A step-by-step guide to choosing and managing your own investments

Pick an account

Choose and open the account(s) that are right for you. How do you choose? It depends on why you want to invest.


If you’re still looking for the right fit, browse all of our account options. Remember that some accounts are more hands-on (where you choose and manage your own investments) and some are managed by professionals.

Funding the accounts

Once your account is open, it’s time to fund it. It’s easy to link your bank account(s) to your Fidelity account(s)—then you can transfer money anytime or set up automatic deposits.

Choose your investments

When your money hits your account, it will be automatically deposited as either cash (in a brokerage account, you might see something like “core position” or FCASH) or in a money market fund (for accounts such as IRAs).



IMPORTANT NEXT STEPS: It’s up to you to choose your investments.

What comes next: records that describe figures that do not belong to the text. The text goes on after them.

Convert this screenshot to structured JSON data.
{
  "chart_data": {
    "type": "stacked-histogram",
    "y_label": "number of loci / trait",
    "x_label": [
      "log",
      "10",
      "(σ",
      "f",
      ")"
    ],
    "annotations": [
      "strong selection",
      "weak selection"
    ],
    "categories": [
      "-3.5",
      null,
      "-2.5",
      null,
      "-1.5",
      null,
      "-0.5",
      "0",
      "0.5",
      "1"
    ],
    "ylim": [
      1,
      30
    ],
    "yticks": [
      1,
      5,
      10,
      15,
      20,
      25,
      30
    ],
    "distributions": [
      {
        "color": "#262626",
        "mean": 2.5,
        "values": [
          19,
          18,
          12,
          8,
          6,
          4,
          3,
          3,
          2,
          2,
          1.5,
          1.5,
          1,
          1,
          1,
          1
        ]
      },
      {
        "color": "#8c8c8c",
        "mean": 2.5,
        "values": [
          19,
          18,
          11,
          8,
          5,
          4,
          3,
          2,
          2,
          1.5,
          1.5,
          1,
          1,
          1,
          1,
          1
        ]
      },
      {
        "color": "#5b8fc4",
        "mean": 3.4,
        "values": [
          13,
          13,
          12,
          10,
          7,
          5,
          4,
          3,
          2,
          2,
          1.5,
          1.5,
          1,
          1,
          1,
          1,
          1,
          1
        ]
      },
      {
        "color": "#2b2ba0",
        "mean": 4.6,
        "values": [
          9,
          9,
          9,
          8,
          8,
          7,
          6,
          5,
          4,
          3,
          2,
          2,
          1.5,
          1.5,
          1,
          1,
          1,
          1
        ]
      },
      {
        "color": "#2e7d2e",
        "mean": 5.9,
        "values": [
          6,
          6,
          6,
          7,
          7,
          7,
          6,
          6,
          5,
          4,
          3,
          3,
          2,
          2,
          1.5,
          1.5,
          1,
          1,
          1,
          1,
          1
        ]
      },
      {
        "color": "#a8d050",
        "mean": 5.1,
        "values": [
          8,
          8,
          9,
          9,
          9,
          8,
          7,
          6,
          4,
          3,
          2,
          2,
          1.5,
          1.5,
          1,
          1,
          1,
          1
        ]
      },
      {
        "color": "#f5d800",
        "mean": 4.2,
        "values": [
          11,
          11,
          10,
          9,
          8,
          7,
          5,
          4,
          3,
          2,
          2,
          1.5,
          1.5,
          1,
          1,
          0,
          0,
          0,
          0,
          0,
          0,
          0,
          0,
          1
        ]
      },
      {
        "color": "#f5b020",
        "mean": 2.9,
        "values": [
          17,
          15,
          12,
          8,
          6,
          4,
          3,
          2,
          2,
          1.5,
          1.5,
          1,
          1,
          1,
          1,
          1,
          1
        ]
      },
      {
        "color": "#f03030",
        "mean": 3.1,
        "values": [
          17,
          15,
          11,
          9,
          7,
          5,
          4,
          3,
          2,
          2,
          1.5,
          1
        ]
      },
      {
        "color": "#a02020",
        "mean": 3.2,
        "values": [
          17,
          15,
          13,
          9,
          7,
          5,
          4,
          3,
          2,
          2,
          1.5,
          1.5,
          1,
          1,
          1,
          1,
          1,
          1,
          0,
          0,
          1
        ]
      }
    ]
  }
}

Investing is how your money has the potential to grow over time. How do you choose your investments? Give some thought to your desired level of risk, your timeline, and how involved you’d like to be.


Stocks

Stocks are what many people think of when they think of investing. Deciding what individual stocks to buy (and which to sell, when) is one of the most labor-intensive ways to invest. There is potential for high highs and low lows. You’re basically buying a small stake in a specific company, so it’s important to do your research, understand the risk, and don’t put all your eggs in one basket.

Learn more: 7 investing myths and realities about stocks


Bonds

When you are investing with a bond, it’s as if you are giving a loan to a company or government. They are agreeing to make regular interest payments to the owner of the bond (i.e., you) over a set period of time. When the bond’s loan period is over, the company/government then also pays back the original amount of the loan. Bonds are often lower risk than many other types of investments, but conversely, their rate of return is generally capped.


Learn more: What is a bond?


Mutual funds

A mutual fund is group of stocks, bonds, and/or other investments—but instead of creating the group yourself, a professional has created it for you. There are tens of thousands of mutual funds, including target date funds (which start off more aggressive, then get more conservative as they get closer to a specific date), index funds (which try to mirror a particular stock or bond index, like the S&P 500 or Nasdaq), or thematic funds (which focus on areas of interest, like the environment or women).


Learn more: How to pick a mutual fund

ETFs

An exchange-traded fund (ETF) is also a group of investments. There are a few differences between ETFs and mutual funds: ETFs can be bought and sold anytime throughout the trading day, unlike mutual funds, which close at the end of the trading day. And unlike mutual funds, ETFs don’t usually require a minimum investment. There are currently several thousand ETFs on the US stock exchanges.

Learn more: How do you choose the right ETF?


There are others that get a bit more complex (such as currencies), so if you’d like to learn more, visit our Learning Center.

Place a trade

Great! Now you know what you want to invest in. But how, exactly, do you get those investments into your account? The trading widget will show you which of your accounts allow you to choose and manage your own investments and how much money you have available to trade (i.e., buy and sell). Let’s walk through how to do that.

Check in on your investments

You’re invested! Your money now has the potential to grow. Remember, because you’re choosing and managing your investments yourself, it’s important to review them regularly.

A few questions to ask yourself:

About diversification: Are your investments diversified? This means you spread your investments around to help manage your risk. We believe that you should have a mix of stocks, bonds, and other investments, and should diversify within those different types of investments.

About risk: Is your level of risk appropriate for you? For example, if you are 40 years away from retirement, you may want a different level of risk than if you are 1 year away from retirement.

About goals: Have any of your goals changed? If something new has happened in your life or you simply want something different, you might want a different investing strategy.

About fit: Is choosing and managing your investments not quite your thing? Or do you have more complex needs? If so, you might want to have a professional do it for you. We have a wide range of professionally managed options to choose from, including accounts with $0 advisory fees and no minimum balances, all the way up to dedicated advisors.

And remember that we are always here for you. You might be investing on your own, but you’re not investing alone.